The period after the death of a loved one is difficult for family and friends. The last thing that anyone wants to think about are the legal issues that must be addressed related to closing the decedent’s estate. Unfortunately, the law requires those legal issues to be addressed relatively quickly. Estate administration is a legal proceeding during which a decedent’s estate is managed, debts are paid, and assets distributed. If there is a will, the process starts with the submitting of the will for probate. Missed deadlines can result in penalties. In Nebraska, the County Court serves as the probate court and has jurisdiction over probate matters. An estate case generally takes 6 to 9 months. However, complications such as probate disputes can extend the process and impact the outcome. On the other hand, there are also procedures that allow for expedited asset distribution for small estates.
Process of Settling an Estate
A probate case in Nebraska is opened when a petition for probate is filed with the County Court in the county where the decedent resided at the time of death. If the decedent was testate, meaning they left a will, then the will must be submitted along with the petition. The court will officially appoint the personal representative, giving them the authority to take control of the decedent’s estate and perform the duties and responsibilities necessary to close the estate. The major steps in the estate administration process for which they are responsible for include:
- Informing creditors and beneficiaries
- Identifying estate assets
- Appraising assets
- Paying debts and expenses
- Filing tax returns and paying taxes
- Distributing assets
Problems During the Process
The process of settling an estate sometimes comes with surprises. One surprise is when parties get into disputes that they are unable to resolve. Instead, they must argue their cases in court. There are a wide range of issues that may be the center of probate litigation, including challenges to the validity of the will leading to will contests, actions of the executor, creditors demanding payment, arguments over rights to estate property, and ambiguities related to inheritance rights.
Whether the probate litigation is related to a will contest or any other issue, probate litigation almost always halts the progress of probate.
For a variety of reasons not everyone leaves a will. The lack of a will does not exempt the estate from the review of the court. It simply means that certain things are done a bit differently during the process. One of those things is the determination of who gets the property. The provisions of Nebraska’s intestate succession law must be applied. NE Code § 30-2301 et seq. This means that the estate goes to the decedent’s statutory heirs. The primary heirs are the surviving spouse and children. If the decedent has neither, then next in line to inherit would be the decedent’s parents followed by siblings.
If you are the administrator of an intestate estate where the decedent has no known relatives, the administrator must make every reasonable effort to locate an heir. Should someone come forward, the court may hold a kinship hearing to confirm consanguinity before distribution of assets. In the rare case that no relative is found, the decedent’s property would escheat to the state.
Options for Small Estates
If the estate has minimal assets and meets other eligibility requirements, then asset distribution can happen relatively quickly without going through the complicated procedures of formal administration.

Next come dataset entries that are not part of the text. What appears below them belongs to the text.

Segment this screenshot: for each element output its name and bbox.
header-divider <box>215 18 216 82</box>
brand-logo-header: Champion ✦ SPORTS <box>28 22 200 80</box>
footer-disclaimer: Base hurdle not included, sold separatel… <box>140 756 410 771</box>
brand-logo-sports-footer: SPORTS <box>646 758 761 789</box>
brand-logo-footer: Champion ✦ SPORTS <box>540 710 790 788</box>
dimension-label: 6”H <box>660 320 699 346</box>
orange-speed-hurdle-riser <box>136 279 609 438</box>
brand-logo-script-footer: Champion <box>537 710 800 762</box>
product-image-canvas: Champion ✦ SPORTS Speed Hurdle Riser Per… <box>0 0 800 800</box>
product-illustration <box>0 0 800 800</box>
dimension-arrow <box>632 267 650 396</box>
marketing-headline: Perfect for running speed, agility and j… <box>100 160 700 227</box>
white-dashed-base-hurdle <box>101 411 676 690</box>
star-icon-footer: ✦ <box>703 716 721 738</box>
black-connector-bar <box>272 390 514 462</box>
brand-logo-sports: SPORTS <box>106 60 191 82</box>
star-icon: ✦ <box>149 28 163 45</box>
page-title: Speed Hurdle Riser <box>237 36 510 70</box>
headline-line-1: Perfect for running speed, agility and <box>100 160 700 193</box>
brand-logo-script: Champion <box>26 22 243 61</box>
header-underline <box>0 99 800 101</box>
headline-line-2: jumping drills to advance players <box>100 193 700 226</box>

Collection of Personal Property by Affidavit
Nebraska has a procedure that allows people to get property from an estate to which they are legally entitled. NE Code § 30-24,125. For example, if the decedent died owing a debt to someone, that person can use the Collection of Personal Property by Affidavit procedure to get payment from the estate without having to go through probate. The following conditions apply:
- There is a 30-day waiting period following the decedent’s death
- The value of the personal property in the decedent’s estate is $50,000 or less
- The claimant must state the basis of their claim to the personal property
- There is no petition for the appointment of a personal representative that is pending or that has been granted
Under NE Code § 30-24,127, if the value of the estate does not exceed homestead and family allowances, expenses related to administration, funeral and burial expenses, and medical expenses of the decedent’s last illness, the personal representative has the authority to immediately distribute the estate to the persons entitled to it.